Un chercheur coutumier des failles Microsoft publie cette fois le mode d'emploi d'une attaque contre Falcon, le logiciel de sécurité vedette de CrowdStrike. L'éditeur enquête, ses clients bricolent, et le souvenir de 2024 flotte dans l'air.

CrowdStrike pousse prudemment son red teaming agentique

2 septembre 2026 à 18:26

Ne dites plus Falcon AIDR, mais Falcon Guardian.

CrowdStrike vient d’officialiser ce changement de marque. Il l’accompagne de quelques évolutions fonctionnelles qui touchent notamment à la découverte du shadow AI, au contrôle d’accès et aux jonctions avec la télémétrie. La composante passerelle IA reste en bêta. Sa disponibilité générale est prévue pour le quatrième trimestre.

Des jonctions, CrowdStrike en établit aussi avec ses services Falcon Adversory OverWatch (threat hunting managé) et Falcon Complete (MDR). Le premier peut désormais exploiter le contexte de Falcon Guardian. Le second pourra faire de même d’ici à fin septembre.

Du NVIDIA dans l’agentisation du projet QuiltWorks…

Autre nouvelle marque : Falcon IQ. Elle apporte – à l’appui de modèles NVIDIA Nemotron – une « couche agentique » au projet QuiltWorks.

Ce dernier, annoncé en avril 2026, exploite des modèles d’OpenAI et d’Anthropic pour l’identification de vulnérabilités ; avec Falcon comme ossature.
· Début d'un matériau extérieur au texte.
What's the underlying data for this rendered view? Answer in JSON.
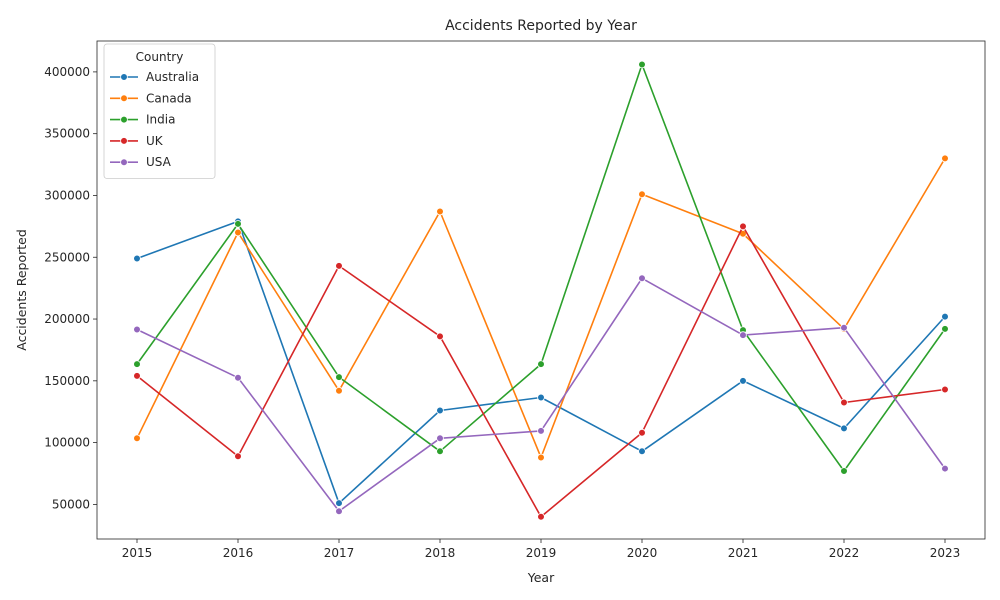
{
  "chart_data": {
    "type": "line",
    "title": "Accidents Reported by Year",
    "xlabel": "Year",
    "ylabel": "Accidents Reported",
    "x": [
      2015,
      2016,
      2017,
      2018,
      2019,
      2020,
      2021,
      2022,
      2023
    ],
    "y_ticks": [
      50000,
      100000,
      150000,
      200000,
      250000,
      300000,
      350000,
      400000
    ],
    "ylim": [
      22000,
      425000
    ],
    "grid": false,
    "legend": {
      "title": "Country",
      "placement": "top-left"
    },
    "series": [
      {
        "name": "Australia",
        "color": "#1f77b4",
        "values": [
          249000,
          279000,
          51000,
          126000,
          136500,
          93000,
          150000,
          111500,
          202000
        ]
      },
      {
        "name": "Canada",
        "color": "#ff7f0e",
        "values": [
          103500,
          270000,
          142000,
          287000,
          88000,
          301000,
          269000,
          192000,
          330000
        ]
      },
      {
        "name": "India",
        "color": "#2ca02c",
        "values": [
          163500,
          277000,
          153000,
          93000,
          163500,
          406000,
          191000,
          77000,
          192000
        ]
      },
      {
        "name": "UK",
        "color": "#d62728",
        "values": [
          154000,
          89000,
          243000,
          186000,
          40000,
          108000,
          275000,
          132500,
          143000
        ]
      },
      {
        "name": "USA",
        "color": "#9467bd",
        "values": [
          191500,
          152500,
          44500,
          103500,
          109500,
          233000,
          187000,
          193000,
          79000
        ]
      }
    ]
  }
}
Il associe des partenaires qui proposent des services de remédiation (et de cyberassurance).

Falcon IQ est supposé automatiser aussi bien la validation et la priorisation des vulnérabilités que la production de playbooks de remédiation.
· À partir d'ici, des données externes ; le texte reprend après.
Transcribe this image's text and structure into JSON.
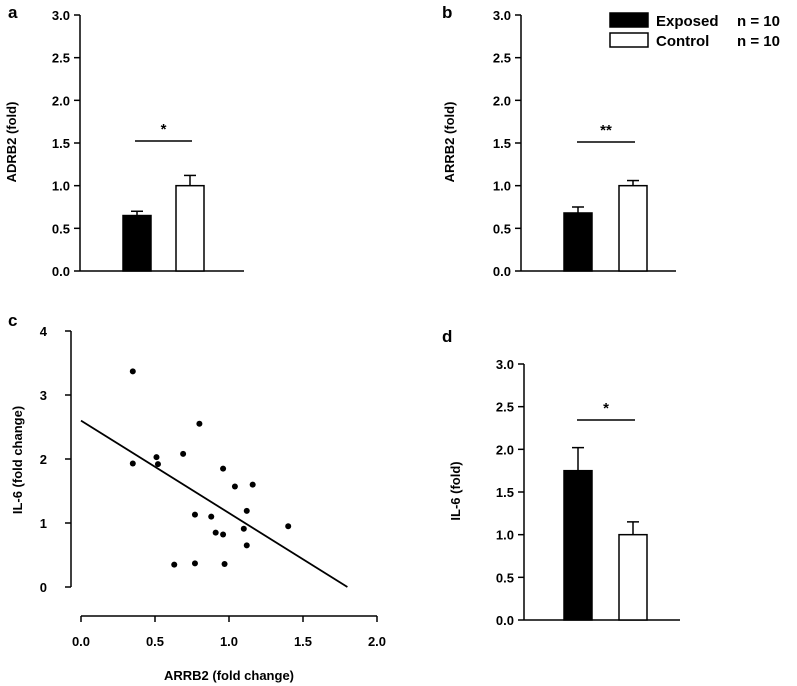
{
  "legend": {
    "entries": [
      {
        "label": "Exposed",
        "n": "n = 10",
        "fill": "#000000"
      },
      {
        "label": "Control",
        "n": "n = 10",
        "fill": "#ffffff"
      }
    ]
  },
  "chart_data": [
    {
      "panel": "a",
      "type": "bar",
      "ylabel": "ADRB2 (fold)",
      "xlabel": "",
      "ylim": [
        0,
        3.0
      ],
      "yticks": [
        "0.0",
        "0.5",
        "1.0",
        "1.5",
        "2.0",
        "2.5",
        "3.0"
      ],
      "categories": [
        "Exposed",
        "Control"
      ],
      "values": [
        0.65,
        1.0
      ],
      "errors": [
        0.05,
        0.12
      ],
      "significance": "*"
    },
    {
      "panel": "b",
      "type": "bar",
      "ylabel": "ARRB2 (fold)",
      "xlabel": "",
      "ylim": [
        0,
        3.0
      ],
      "yticks": [
        "0.0",
        "0.5",
        "1.0",
        "1.5",
        "2.0",
        "2.5",
        "3.0"
      ],
      "categories": [
        "Exposed",
        "Control"
      ],
      "values": [
        0.68,
        1.0
      ],
      "errors": [
        0.07,
        0.06
      ],
      "significance": "**"
    },
    {
      "panel": "c",
      "type": "scatter",
      "xlabel": "ARRB2 (fold change)",
      "ylabel": "IL-6 (fold change)",
      "xlim": [
        0,
        2.0
      ],
      "ylim": [
        0,
        4
      ],
      "xticks": [
        "0.0",
        "0.5",
        "1.0",
        "1.5",
        "2.0"
      ],
      "yticks": [
        "0",
        "1",
        "2",
        "3",
        "4"
      ],
      "points": [
        {
          "x": 0.35,
          "y": 3.37
        },
        {
          "x": 0.35,
          "y": 1.93
        },
        {
          "x": 0.51,
          "y": 2.03
        },
        {
          "x": 0.52,
          "y": 1.92
        },
        {
          "x": 0.63,
          "y": 0.35
        },
        {
          "x": 0.69,
          "y": 2.08
        },
        {
          "x": 0.77,
          "y": 1.13
        },
        {
          "x": 0.77,
          "y": 0.37
        },
        {
          "x": 0.8,
          "y": 2.55
        },
        {
          "x": 0.88,
          "y": 1.1
        },
        {
          "x": 0.91,
          "y": 0.85
        },
        {
          "x": 0.96,
          "y": 1.85
        },
        {
          "x": 0.96,
          "y": 0.82
        },
        {
          "x": 0.97,
          "y": 0.36
        },
        {
          "x": 1.04,
          "y": 1.57
        },
        {
          "x": 1.1,
          "y": 0.91
        },
        {
          "x": 1.12,
          "y": 1.19
        },
        {
          "x": 1.12,
          "y": 0.65
        },
        {
          "x": 1.16,
          "y": 1.6
        },
        {
          "x": 1.4,
          "y": 0.95
        }
      ],
      "regression": {
        "x": [
          0,
          1.8
        ],
        "y": [
          2.6,
          0.0
        ]
      }
    },
    {
      "panel": "d",
      "type": "bar",
      "ylabel": "IL-6 (fold)",
      "xlabel": "",
      "ylim": [
        0,
        3.0
      ],
      "yticks": [
        "0.0",
        "0.5",
        "1.0",
        "1.5",
        "2.0",
        "2.5",
        "3.0"
      ],
      "categories": [
        "Exposed",
        "Control"
      ],
      "values": [
        1.75,
        1.0
      ],
      "errors": [
        0.27,
        0.15
      ],
      "significance": "*"
    }
  ]
}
… et dans le « labo IA » de CrowdStrike

NVIDIA est aussi associé au Cyber Superintelligence Lab de CrowdStrike (il y a investi 100 M$ sur 5 ans). Son premier fruit s’appelle SafeMind. Il s’agit d’une famille de modèles et de harnais qui, regroupés, forment un « système d’attaque-défense agentique ». Dit autrement, du red teaming automatisé.

CrowdStrike SafeMind
© NVIDIA

NVIDIA a fourni de la matière côté défense. En l’occurrence, Nemotron 3 Ultra pour former l’orchestrateur et Nemotron 3 Super pour générer des règles de détection.

CrowdStrike ne dit pas grand-chose de la disponibilité pratique de SafeMind. L’ensemble est censé fonctionner au sein de la plate-forme Falcon. Il y aura une possibilité d’accès autonome aux différents modèles et harnais, dans le cadre du projet QuiltWorks*, avec une sélection à l’entréetrusted access »).

CrowdStrike s’installe chez Google Cloud et dans Gemini Enterprise

À défaut d’exploiter les LLM de Google, CrowdStrike s’installe sur son cloud. Il y a déployé la plate-forme Falcon, pour le moment aux États-Unis. Un complément à l’hébergement sur AWS (régions commerciales + GovCloud) et aux options « souveraines » annoncées début 2026 en Inde, en Arabie saoudite et aux Émirats arabes unis (localisation des données sur place, tout en gardant accès à la télémétrie et à la threat intelligence).

Falcon doit aussi arriver sur Snowflake, où il sera possible d’utiliser des crédits prépayés pour l’acheter sur la marketplace. CrowdStrike promet, entre autres :

  • Recherche fédérée, pour interroger les données Snowflake depuis Falcon
  • Ingestion des données Snowflake dans le SIEM
  • Routage de la télémétrie vers Snowflake

Dans l’écosystème Google Cloud, une connexion s’établit avec la passerelle Agent Gateway. CrowdStrike intègre par ailleurs trois composantes dans Gemini Enterprise : son « analyste agentique » Charlotte AI, le serveur MCP de Falcon (officiellement encore en preview) et Falcon Shield au niveau du registre d’agents.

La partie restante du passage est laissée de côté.